Artsmithite is a rare mercury-aluminum arsenate mineral known for its distinctive white to pale yellow platy crystal habit. It is found primarily in mercury-rich hydrothermal deposits and requires professional identification due to its similarity to other rare secondary minerals.
Is this artsmithite?
5-step field checkRun through these checks against the specimen in your hand. The more boxes tick, the more confident the ID.
- 1Test the hardnessTry to scratch artsmithite with a known reference. Artsmithite sits at Mohs 2-3 — softer than the next harder reference, harder than the previous one.
- 2Check the streakDrag the specimen across an unglazed porcelain plate. Artsmithite leaves a white streak.
- 3Read the lusterHold the specimen under a strong light.

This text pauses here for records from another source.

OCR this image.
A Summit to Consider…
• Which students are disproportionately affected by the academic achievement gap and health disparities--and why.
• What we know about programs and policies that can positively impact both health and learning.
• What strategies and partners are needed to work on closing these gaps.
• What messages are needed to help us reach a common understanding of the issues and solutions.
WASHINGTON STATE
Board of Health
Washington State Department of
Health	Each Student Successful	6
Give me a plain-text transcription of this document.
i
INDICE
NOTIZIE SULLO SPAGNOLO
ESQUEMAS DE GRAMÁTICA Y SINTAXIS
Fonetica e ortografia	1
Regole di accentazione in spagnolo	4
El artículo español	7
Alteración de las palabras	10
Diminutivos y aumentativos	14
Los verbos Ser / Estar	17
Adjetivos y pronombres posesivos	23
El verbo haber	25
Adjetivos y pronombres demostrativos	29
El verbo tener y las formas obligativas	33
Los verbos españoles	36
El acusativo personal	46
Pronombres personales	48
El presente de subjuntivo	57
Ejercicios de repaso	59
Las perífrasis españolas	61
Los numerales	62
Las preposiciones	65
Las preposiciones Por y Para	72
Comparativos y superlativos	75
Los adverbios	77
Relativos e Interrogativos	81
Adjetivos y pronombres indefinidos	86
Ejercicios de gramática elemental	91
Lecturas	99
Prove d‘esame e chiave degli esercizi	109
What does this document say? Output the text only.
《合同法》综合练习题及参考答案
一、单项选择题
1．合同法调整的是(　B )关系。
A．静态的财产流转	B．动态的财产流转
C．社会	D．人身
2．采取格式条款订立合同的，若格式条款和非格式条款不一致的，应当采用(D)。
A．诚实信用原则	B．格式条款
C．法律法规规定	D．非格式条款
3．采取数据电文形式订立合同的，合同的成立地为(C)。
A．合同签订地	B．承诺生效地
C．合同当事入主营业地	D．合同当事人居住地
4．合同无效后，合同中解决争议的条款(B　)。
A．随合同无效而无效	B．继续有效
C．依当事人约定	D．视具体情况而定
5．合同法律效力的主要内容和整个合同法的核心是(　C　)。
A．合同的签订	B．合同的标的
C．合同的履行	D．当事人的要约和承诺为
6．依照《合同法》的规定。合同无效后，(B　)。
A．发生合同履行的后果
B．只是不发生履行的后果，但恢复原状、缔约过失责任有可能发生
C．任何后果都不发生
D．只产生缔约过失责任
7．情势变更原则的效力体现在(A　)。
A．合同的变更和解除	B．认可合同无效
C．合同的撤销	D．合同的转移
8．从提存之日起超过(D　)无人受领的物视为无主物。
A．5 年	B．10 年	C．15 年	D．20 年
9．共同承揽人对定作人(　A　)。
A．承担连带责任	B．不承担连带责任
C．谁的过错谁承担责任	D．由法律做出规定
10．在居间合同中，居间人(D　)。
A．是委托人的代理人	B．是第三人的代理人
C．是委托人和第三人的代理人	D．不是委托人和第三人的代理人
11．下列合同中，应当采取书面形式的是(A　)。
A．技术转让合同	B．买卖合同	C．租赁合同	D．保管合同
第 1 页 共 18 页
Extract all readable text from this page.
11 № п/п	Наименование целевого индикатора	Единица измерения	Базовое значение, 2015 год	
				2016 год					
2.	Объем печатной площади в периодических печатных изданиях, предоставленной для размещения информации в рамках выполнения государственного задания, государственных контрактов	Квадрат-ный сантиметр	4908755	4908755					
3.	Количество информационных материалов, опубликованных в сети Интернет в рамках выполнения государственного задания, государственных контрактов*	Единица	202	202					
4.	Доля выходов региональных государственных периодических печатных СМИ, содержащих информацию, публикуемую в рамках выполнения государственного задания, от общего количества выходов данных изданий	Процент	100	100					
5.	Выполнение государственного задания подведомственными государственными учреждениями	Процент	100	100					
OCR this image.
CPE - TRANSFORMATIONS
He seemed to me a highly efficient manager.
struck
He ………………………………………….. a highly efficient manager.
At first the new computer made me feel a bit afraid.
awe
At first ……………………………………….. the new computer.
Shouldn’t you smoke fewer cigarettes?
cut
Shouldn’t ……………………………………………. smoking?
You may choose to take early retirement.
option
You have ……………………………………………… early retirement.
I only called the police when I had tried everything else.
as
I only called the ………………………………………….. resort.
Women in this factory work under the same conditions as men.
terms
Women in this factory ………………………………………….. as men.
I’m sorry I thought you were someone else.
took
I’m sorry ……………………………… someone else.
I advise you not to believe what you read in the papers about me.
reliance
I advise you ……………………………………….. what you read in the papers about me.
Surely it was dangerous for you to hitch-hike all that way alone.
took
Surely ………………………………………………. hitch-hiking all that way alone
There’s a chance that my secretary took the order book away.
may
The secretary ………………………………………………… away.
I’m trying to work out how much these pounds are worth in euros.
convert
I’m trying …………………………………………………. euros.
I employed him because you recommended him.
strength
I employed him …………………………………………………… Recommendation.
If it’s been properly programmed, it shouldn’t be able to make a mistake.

Artsmithite typically shows a pearly luster.
- 4Match the color rangeCompare against the expected color range: white, colorless, pale yellow.
- 5Look at form & habitCrystal system: tetragonal. Typical habit: platy crystals, tabular.
Often confused with
Artsmithite vs. its common look-alikes — and how to tell them apart in the field.
Often found alongside artsmithite
Minerals reported to co-occur with artsmithite. Spotting these in float or country rock is a strong cue you are in the right ground.
All properties
- Chemical formula
- Hg₄Al(AsO₄)O₂(OH)₄
- Mohs hardness
- 2-3
- Density
- 4.15 g/cm³
- Streak
- White
- Luster
- Pearly
- Transparency
- Transparent
- Crystal system
- Tetragonal
- Crystal habit
- Platy Crystals, Tabular
- Cleavage
- Perfect Basal
- Rarity
- Rare
- Uses
- Collector
- Host rock
- Hydrothermal Mineral Deposits
- Typical price
- $100-500 per specimen
Where rockhounds find artsmithite
Classic worldwide localities
- Hrušice, Czech Republic
- San Jose mine, Oruro, Bolivia
Field-hunting tip
Look in hydrothermal mineral deposits country — that is the host setting where artsmithite typically forms. If you start seeing cinnabar, metacinnabar, arsenolite in float, you are in the right ground. Field specimens usually show a platy crystals, tabular habit, so train your eye for that shape before scanning the outcrop.